The British high commission then swung into action, filing a writ of habeas corpus for the release of Mr Stewart; this was granted by the then chief justice Ben Kinwaka who only a few days later was dragged from his home by Amin’s bodyguards and brutally killed.
Madhvani was a Ugandan citizen at the time and his wife kept up a steady stream of phone calls to Makinde prison where he was being held. Her repeated pleas for information about her husband were persistently fobbed off. Madhvani says he really felt no danger to his life though. “It was a threat to frighten Asians by Amin, I was interrogated about various things – how many Asians I employed in my businesses, how many North Africans and so on.” But when Madhvani’s wife asked Amin what he intended doing to her husband, she was told: “Don’t worry, he is my brother.”
He recalls Amin as a “rough man”, a “soldier with animal instincts”, a brutal man who forced his children to observe the mutilated body of their mother after Amin killed her and who had a sixth sense about plots to overthrow him, which is why many attempts to kill him failed.
But Madhvani believes, as several political commentators do, that Amin’s entire plan to rid the country of Asians was no more than a huge smokescreen to hide his real intentions. “Not more than 3-5 Asians were actually killed.
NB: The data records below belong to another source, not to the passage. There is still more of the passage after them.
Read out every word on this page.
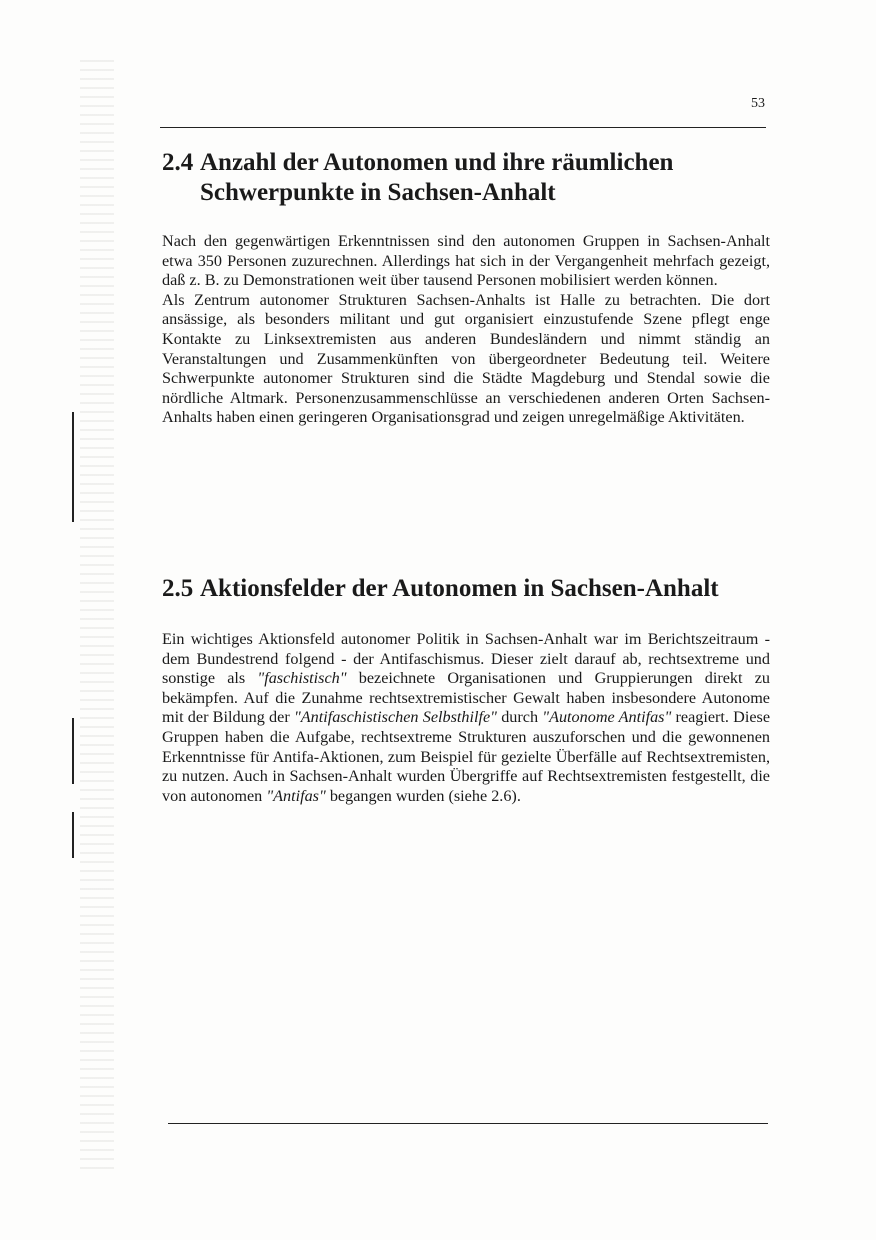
53
2.4 Anzahl der Autonomen und ihre räumlichen
Schwerpunkte in Sachsen-Anhalt

Nach den gegenwärtigen Erkenntnissen sind den autonomen Gruppen in Sachsen-Anhalt etwa 350 Personen zuzurechnen. Allerdings hat sich in der Vergangenheit mehrfach gezeigt, daß z. B. zu Demonstrationen weit über tausend Personen mobilisiert werden können.

Als Zentrum autonomer Strukturen Sachsen-Anhalts ist Halle zu betrachten. Die dort ansässige, als besonders militant und gut organisiert einzustufende Szene pflegt enge Kontakte zu Linksextremisten aus anderen Bundesländern und nimmt ständig an Veranstaltungen und Zusammenkünften von übergeordneter Bedeutung teil. Weitere Schwerpunkte autonomer Strukturen sind die Städte Magdeburg und Stendal sowie die nördliche Altmark. Personenzusammenschlüsse an verschiedenen anderen Orten Sachsen-Anhalts haben einen geringeren Organisationsgrad und zeigen unregelmäßige Aktivitäten.

2.5 Aktionsfelder der Autonomen in Sachsen-Anhalt

Ein wichtiges Aktionsfeld autonomer Politik in Sachsen-Anhalt war im Berichtszeitraum - dem Bundestrend folgend - der Antifaschismus. Dieser zielt darauf ab, rechtsextreme und sonstige als "faschistisch" bezeichnete Organisationen und Gruppierungen direkt zu bekämpfen. Auf die Zunahme rechtsextremistischer Gewalt haben insbesondere Autonome mit der Bildung der "Antifaschistischen Selbsthilfe" durch "Autonome Antifas" reagiert. Diese Gruppen haben die Aufgabe, rechtsextreme Strukturen auszuforschen und die gewonnenen Erkenntnisse für Antifa-Aktionen, zum Beispiel für gezielte Überfälle auf Rechtsextremisten, zu nutzen. Auch in Sachsen-Anhalt wurden Übergriffe auf Rechtsextremisten festgestellt, die von autonomen "Antifas" begangen wurden (siehe 2.6).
In the enormous publicity glare that accompanied the Asian migration, Amin secretly eliminated almost 3000-4000 of his political enemies.”
Today, Madhvani has clawed his way back up the success ladder. Seated in his luxurious office in central London where the setting and decor speak of refinement and restraint, he is far away from these memories. A gigantic engraved seven-foot map of the world is sprawled across one wall and Madhvani’s glance falls upon it sometimes like Alexander surveying the breadth of his Macedonian empire. Historians say Alexander wept because there were no more worlds left to conquer but Madhvani’s genial face is serene. At the age of 82, he has achieved it all, business success, a family, the works. After the expulsion, he set up his own company in London called Indeco dealing in glass, property, technology and electronics. But he kept a 20 per cent stake in family’s Ugandan based Madhvani group whose fortunes are once again on the upswing.
“What does one do now,” he asks mildly with a slightly perplexed expression. “I’m semi-retired,” he says, with the manner of one all dressed up with nowhere to go.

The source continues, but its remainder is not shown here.